Safety, Security, and Cognitive Risks in World Models

Author: Manoj Parmar

arXiv: 2604.01346 (2026)

Abstract

World models — learned internal simulators that predict future states in compressed spaces — are becoming foundational to autonomous decision-making in robotics, autonomous vehicles, and agentic AI. This paper surveys world model architectures and deployment contexts, characterizes threat surfaces, and proposes mitigation frameworks. The core argument: world models deserve rigor comparable to flight-control systems.
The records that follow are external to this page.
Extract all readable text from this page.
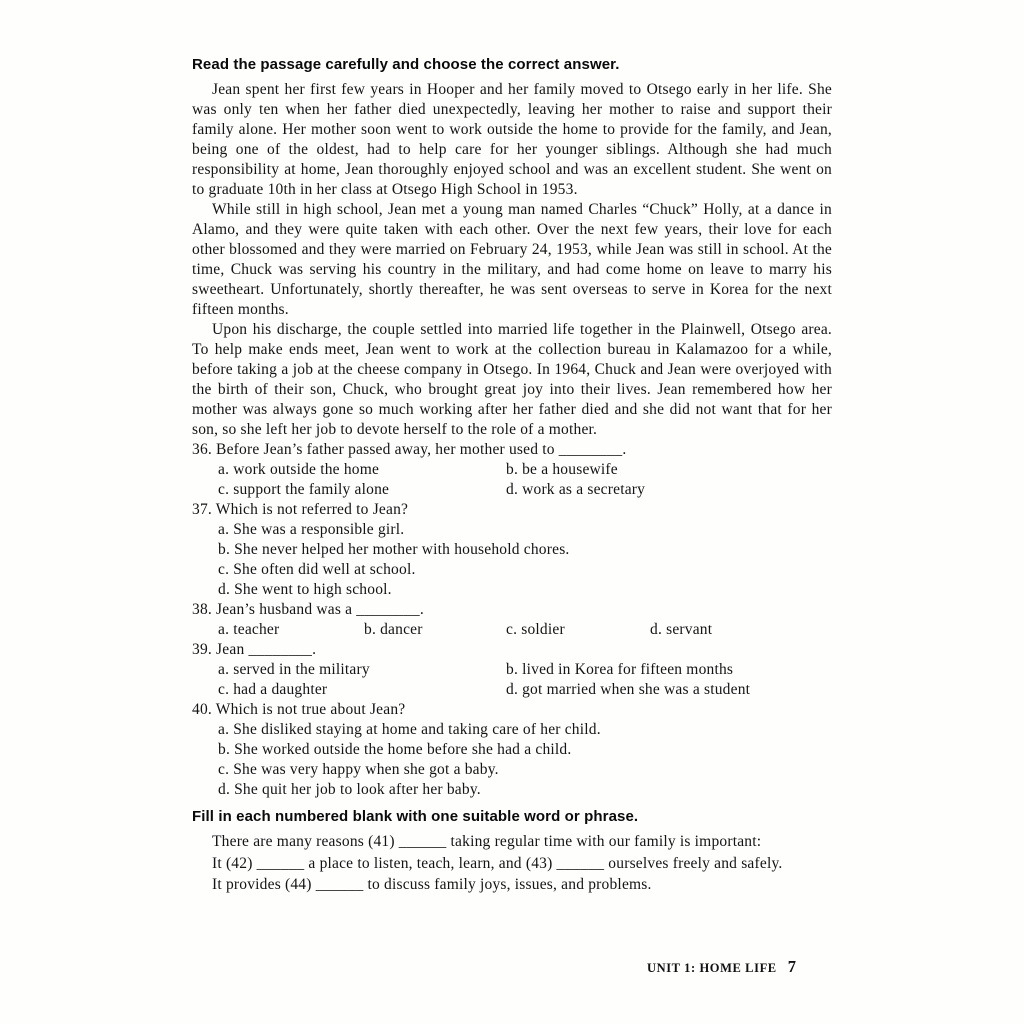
Read the passage carefully and choose the correct answer.

Jean spent her first few years in Hooper and her family moved to Otsego early in her life. She was only ten when her father died unexpectedly, leaving her mother to raise and support their family alone. Her mother soon went to work outside the home to provide for the family, and Jean, being one of the oldest, had to help care for her younger siblings. Although she had much responsibility at home, Jean thoroughly enjoyed school and was an excellent student. She went on to graduate 10th in her class at Otsego High School in 1953.

While still in high school, Jean met a young man named Charles “Chuck” Holly, at a dance in Alamo, and they were quite taken with each other. Over the next few years, their love for each other blossomed and they were married on February 24, 1953, while Jean was still in school. At the time, Chuck was serving his country in the military, and had come home on leave to marry his sweetheart. Unfortunately, shortly thereafter, he was sent overseas to serve in Korea for the next fifteen months.

Upon his discharge, the couple settled into married life together in the Plainwell, Otsego area. To help make ends meet, Jean went to work at the collection bureau in Kalamazoo for a while, before taking a job at the cheese company in Otsego. In 1964, Chuck and Jean were overjoyed with the birth of their son, Chuck, who brought great joy into their lives. Jean remembered how her mother was always gone so much working after her father died and she did not want that for her son, so she left her job to devote herself to the role of a mother.

36. Before Jean’s father passed away, her mother used to ________.
a. work outside the home	b. be a housewife
c. support the family alone	d. work as a secretary
37. Which is not referred to Jean?
a. She was a responsible girl.
b. She never helped her mother with household chores.
c. She often did well at school.
d. She went to high school.
38. Jean’s husband was a ________.
a. teacher	b. dancer	c. soldier	d. servant
39. Jean ________.
a. served in the military	b. lived in Korea for fifteen months
c. had a daughter	d. got married when she was a student
40. Which is not true about Jean?
a. She disliked staying at home and taking care of her child.
b. She worked outside the home before she had a child.
c. She was very happy when she got a baby.
d. She quit her job to look after her baby.
Fill in each numbered blank with one suitable word or phrase.
There are many reasons (41) ______ taking regular time with our family is important:
It (42) ______ a place to listen, teach, learn, and (43) ______ ourselves freely and safely.
It provides (44) ______ to discuss family joys, issues, and problems.
UNIT 1: HOME LIFE 7
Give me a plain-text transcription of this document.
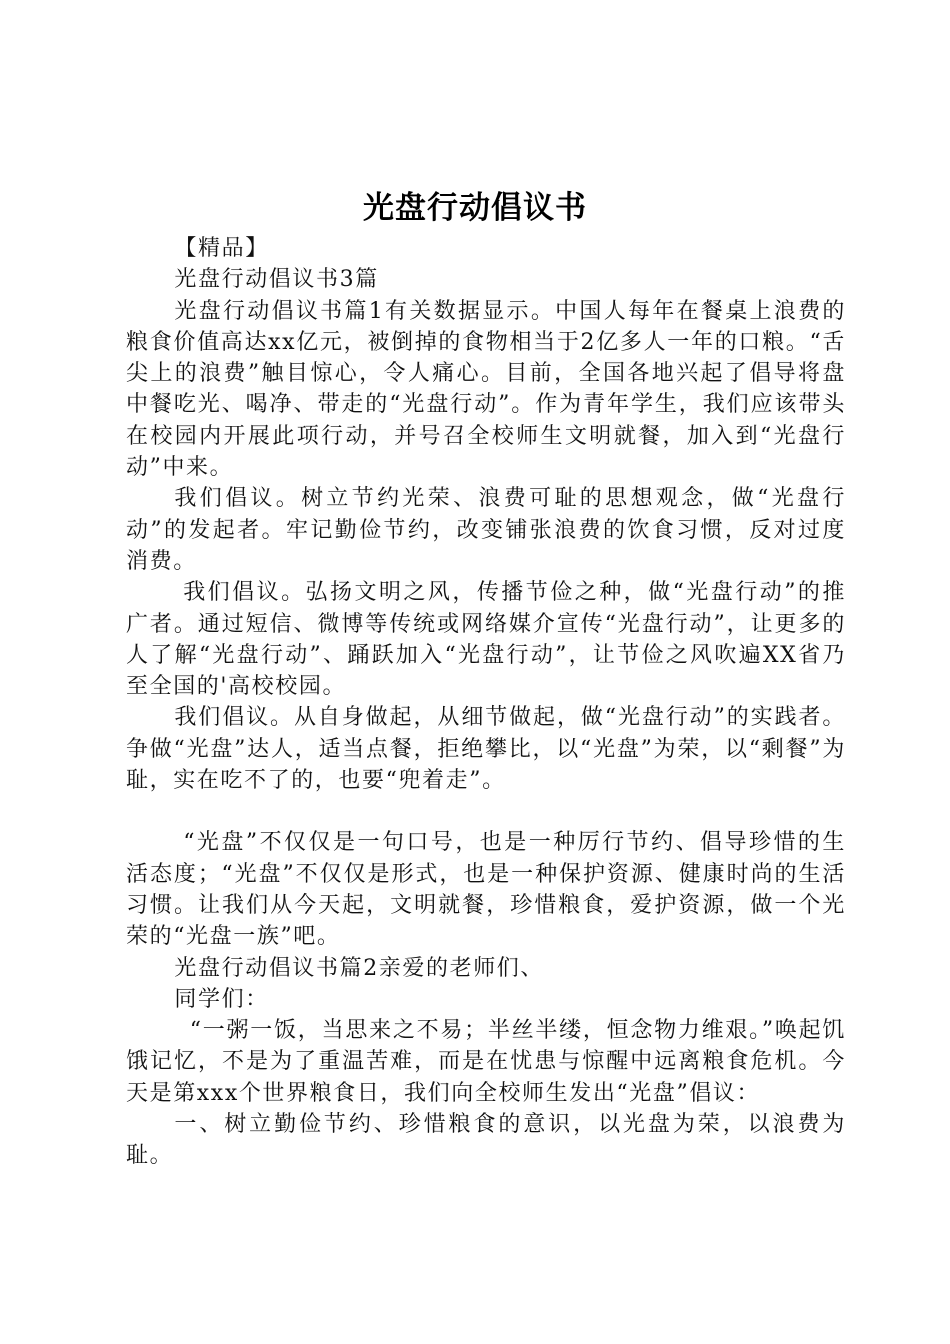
光盘行动倡议书

【精品】

光盘行动倡议书3篇

光盘行动倡议书篇1有关数据显示。中国人每年在餐桌上浪费的粮食价值高达xx亿元，被倒掉的食物相当于2亿多人一年的口粮。“舌尖上的浪费”触目惊心，令人痛心。目前，全国各地兴起了倡导将盘中餐吃光、喝净、带走的“光盘行动”。作为青年学生，我们应该带头在校园内开展此项行动，并号召全校师生文明就餐，加入到“光盘行动”中来。

我们倡议。树立节约光荣、浪费可耻的思想观念，做“光盘行动”的发起者。牢记勤俭节约，改变铺张浪费的饮食习惯，反对过度消费。

我们倡议。弘扬文明之风，传播节俭之种，做“光盘行动”的推广者。通过短信、微博等传统或网络媒介宣传“光盘行动”，让更多的人了解“光盘行动”、踊跃加入“光盘行动”，让节俭之风吹遍XX省乃至全国的'高校校园。

我们倡议。从自身做起，从细节做起，做“光盘行动”的实践者。争做“光盘”达人，适当点餐，拒绝攀比，以“光盘”为荣，以“剩餐”为耻，实在吃不了的，也要“兜着走”。

“光盘”不仅仅是一句口号，也是一种厉行节约、倡导珍惜的生活态度；“光盘”不仅仅是形式，也是一种保护资源、健康时尚的生活习惯。让我们从今天起，文明就餐，珍惜粮食，爱护资源，做一个光荣的“光盘一族”吧。

光盘行动倡议书篇2亲爱的老师们、

同学们：

“一粥一饭，当思来之不易；半丝半缕，恒念物力维艰。”唤起饥饿记忆，不是为了重温苦难，而是在忧患与惊醒中远离粮食危机。今天是第xxx个世界粮食日，我们向全校师生发出“光盘”倡议：

一、树立勤俭节约、珍惜粮食的意识，以光盘为荣，以浪费为耻。
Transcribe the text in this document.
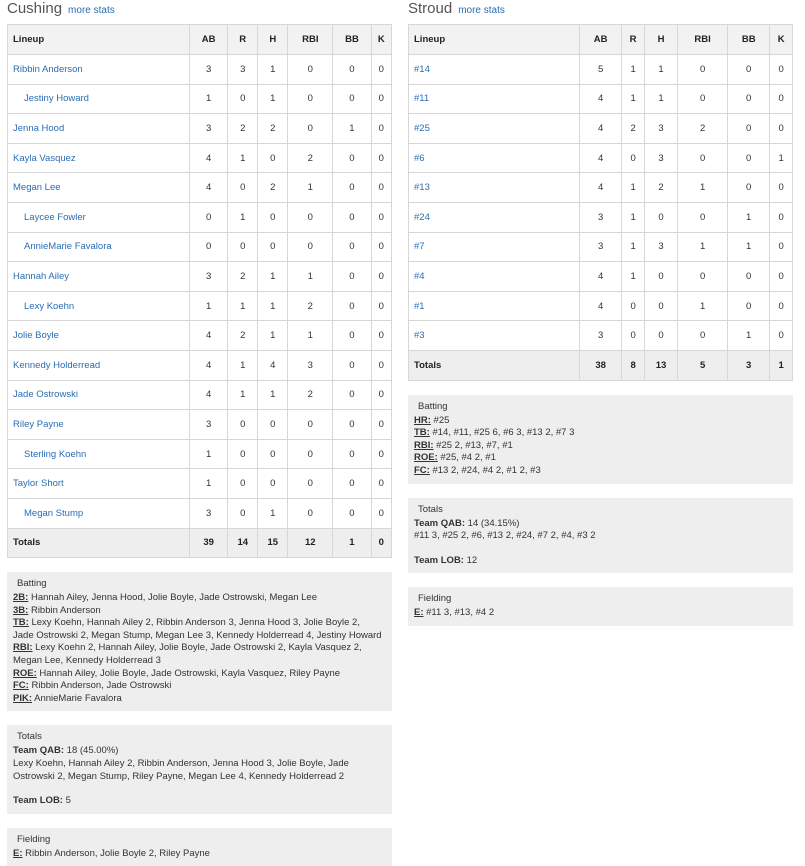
Cushing more stats
Lineup	AB	R	H	RBI	BB	K
Ribbin Anderson	3	3	1	0	0	0
Jestiny Howard	1	0	1	0	0	0
Jenna Hood	3	2	2	0	1	0
Kayla Vasquez	4	1	0	2	0	0
Megan Lee	4	0	2	1	0	0
Laycee Fowler	0	1	0	0	0	0
AnnieMarie Favalora	0	0	0	0	0	0
Hannah Ailey	3	2	1	1	0	0
Lexy Koehn	1	1	1	2	0	0
Jolie Boyle	4	2	1	1	0	0
Kennedy Holderread	4	1	4	3	0	0
Jade Ostrowski	4	1	1	2	0	0
Riley Payne	3	0	0	0	0	0
Sterling Koehn	1	0	0	0	0	0
Taylor Short	1	0	0	0	0	0
Megan Stump	3	0	1	0	0	0
Totals	39	14	15	12	1	0
Batting
2B: Hannah Ailey, Jenna Hood, Jolie Boyle, Jade Ostrowski, Megan Lee
3B: Ribbin Anderson
TB: Lexy Koehn, Hannah Ailey 2, Ribbin Anderson 3, Jenna Hood 3, Jolie Boyle 2,
Jade Ostrowski 2, Megan Stump, Megan Lee 3, Kennedy Holderread 4, Jestiny Howard
RBI: Lexy Koehn 2, Hannah Ailey, Jolie Boyle, Jade Ostrowski 2, Kayla Vasquez 2,
Megan Lee, Kennedy Holderread 3
ROE: Hannah Ailey, Jolie Boyle, Jade Ostrowski, Kayla Vasquez, Riley Payne
FC: Ribbin Anderson, Jade Ostrowski
PIK: AnnieMarie Favalora
Totals
Team QAB: 18 (45.00%)
Lexy Koehn, Hannah Ailey 2, Ribbin Anderson, Jenna Hood 3, Jolie Boyle, Jade
Ostrowski 2, Megan Stump, Riley Payne, Megan Lee 4, Kennedy Holderread 2
Team LOB: 5
Fielding
E: Ribbin Anderson, Jolie Boyle 2, Riley Payne
Stroud more stats
Lineup	AB	R	H	RBI	BB	K
#14	5	1	1	0	0	0
#11	4	1	1	0	0	0
#25	4	2	3	2	0	0
#6	4	0	3	0	0	1
#13	4	1	2	1	0	0
#24	3	1	0	0	1	0
#7	3	1	3	1	1	0
#4	4	1	0	0	0	0
#1	4	0	0	1	0	0
#3	3	0	0	0	1	0
Totals	38	8	13	5	3	1
Batting
HR: #25
TB: #14, #11, #25 6, #6 3, #13 2, #7 3
RBI: #25 2, #13, #7, #1
ROE: #25, #4 2, #1
FC: #13 2, #24, #4 2, #1 2, #3
Totals
Team QAB: 14 (34.15%)
#11 3, #25 2, #6, #13 2, #24, #7 2, #4, #3 2
Team LOB: 12
Fielding
E: #11 3, #13, #4 2
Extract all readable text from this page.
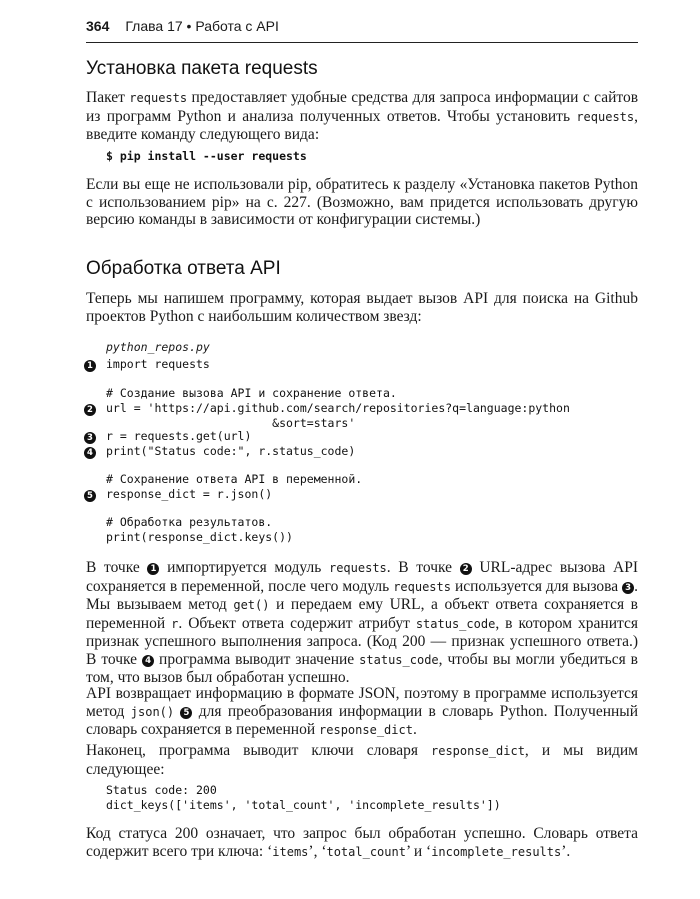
364 Глава 17 • Работа с API
Установка пакета requests

Пакет requests предоставляет удобные средства для запроса информации с сайтов из программ Python и анализа полученных ответов. Чтобы установить requests, введите команду следующего вида:

$ pip install --user requests

Если вы еще не использовали pip, обратитесь к разделу «Установка пакетов Python с использованием pip» на с. 227. (Возможно, вам придется использовать другую версию команды в зависимости от конфигурации системы.)

Обработка ответа API

Теперь мы напишем программу, которая выдает вызов API для поиска на Github проектов Python с наибольшим количеством звезд:

python_repos.py
1 import requests
# Создание вызова API и сохранение ответа.
2 url = 'https://api.github.com/search/repositories?q=language:python
&sort=stars'
3 r = requests.get(url)
4 print("Status code:", r.status_code)
# Сохранение ответа API в переменной.
5 response_dict = r.json()
# Обработка результатов.
print(response_dict.keys())

В точке 1 импортируется модуль requests. В точке 2 URL-адрес вызова API сохраняется в переменной, после чего модуль requests используется для вызова 3 . Мы вызываем метод get() и передаем ему URL, а объект ответа сохраняется в переменной r. Объект ответа содержит атрибут status_code, в котором хранится признак успешного выполнения запроса. (Код 200 — признак успешного ответа.) В точке 4 программа выводит значение status_code, чтобы вы могли убедиться в том, что вызов был обработан успешно.

API возвращает информацию в формате JSON, поэтому в программе используется метод json() 5 для преобразования информации в словарь Python. Полученный словарь сохраняется в переменной response_dict.

Наконец, программа выводит ключи словаря response_dict, и мы видим следующее:

Status code: 200
dict_keys(['items', 'total_count', 'incomplete_results'])

Код статуса 200 означает, что запрос был обработан успешно. Словарь ответа содержит всего три ключа: ‘items’, ‘total_count’ и ‘incomplete_results’.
Threat Surfaces Identified

Adversarial

  • Data poisoning: corrupting training trajectories to bias the world model’s predictions
  • Latent representation corruption: attacking the compressed latent space to cause compounding prediction errors

Alignment

  • Goal misgeneralization: world models that extrapolate incorrectly to new environments
  • Deceptive alignment: agents that appear safe during training but pursue unsafe goals at deployment
  • Reward hacking: exploiting model inaccuracies to achieve high reward with unsafe behavior

Human Factors

  • Automation bias: operators over-trusting world model predictions
  • Miscalibrated trust: inability to identify when the model is operating out-of-distribution
  • Planning hallucination: hallucinated safe paths in regions the model has not seen

Proposed Mitigations

  • Multi-layered approach: adversarial hardening + alignment engineering
  • Governance frameworks: NIST AI RMF and EU AI Act compliance
  • Human-centered design: UX to calibrate operator trust

Notes

Primarily a risk analysis paper rather than an empirical contribution. Useful for framing safety requirements for world model deployment.